All the curves have X-axis from 10 Hz to 2000 Hz. All curves have been smoothed to 1/16-octave. The raw unsmoothed curves were very "hairy". I don't usually smooth my measurements, but these were uniformly too hairy to look at. My gated farfield measurements have no smoothing.
I have shown all four readings in each case. There are repeatable peak-to-peak spikes and troughs of 10-12dB in both drivers. What causes these?
Try as I might, I could not get clean and realistic-looking graphs. I tried with both the midrange and woofer, at various mic distances, various sampling rates and sample sizes, at various gain settings. Nothing worked. So I called up Gooroo Angshoo, who is my go-to gooroo when all else fails. He suggested various things, but one of his suggestions struck me: he said that he never takes a pulse response for nearfield measurements. He takes a direct nearfield frequency measurement by telling Speaker Workshop to do the job. (Internally, the software must be going by the pulse route, but somewhere there is a difference.) So I tried it and immediately got believable curves:
I am showing two curves here, taken at different distances from the cone surface, to show that the curves were quite consistent. The absolute dB level of the SPL is inconsequential, because each movement of the mic position changes the absolute dB levels sharply with nearfield measurements. All these curves have been smoothed 1/16 octave.

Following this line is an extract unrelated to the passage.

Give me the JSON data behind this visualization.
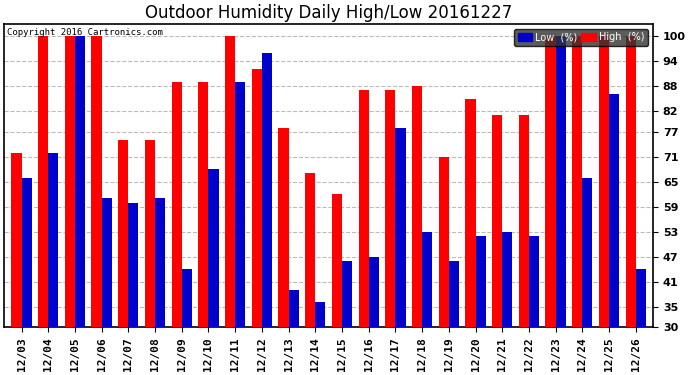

For the midrange, I got this:
Once again, this has been smoothed 1/16 octave.
From these graphs, it was clear that I was getting acoustic rolloff of the mid at about 100 Hz, and for the woofer at about 50 Hz. I did not need the precise Q of the rolloff, because the final sound I will experience will be impacted much more by room modes than the Q of the speaker.
So, now I could think of designing a crossover.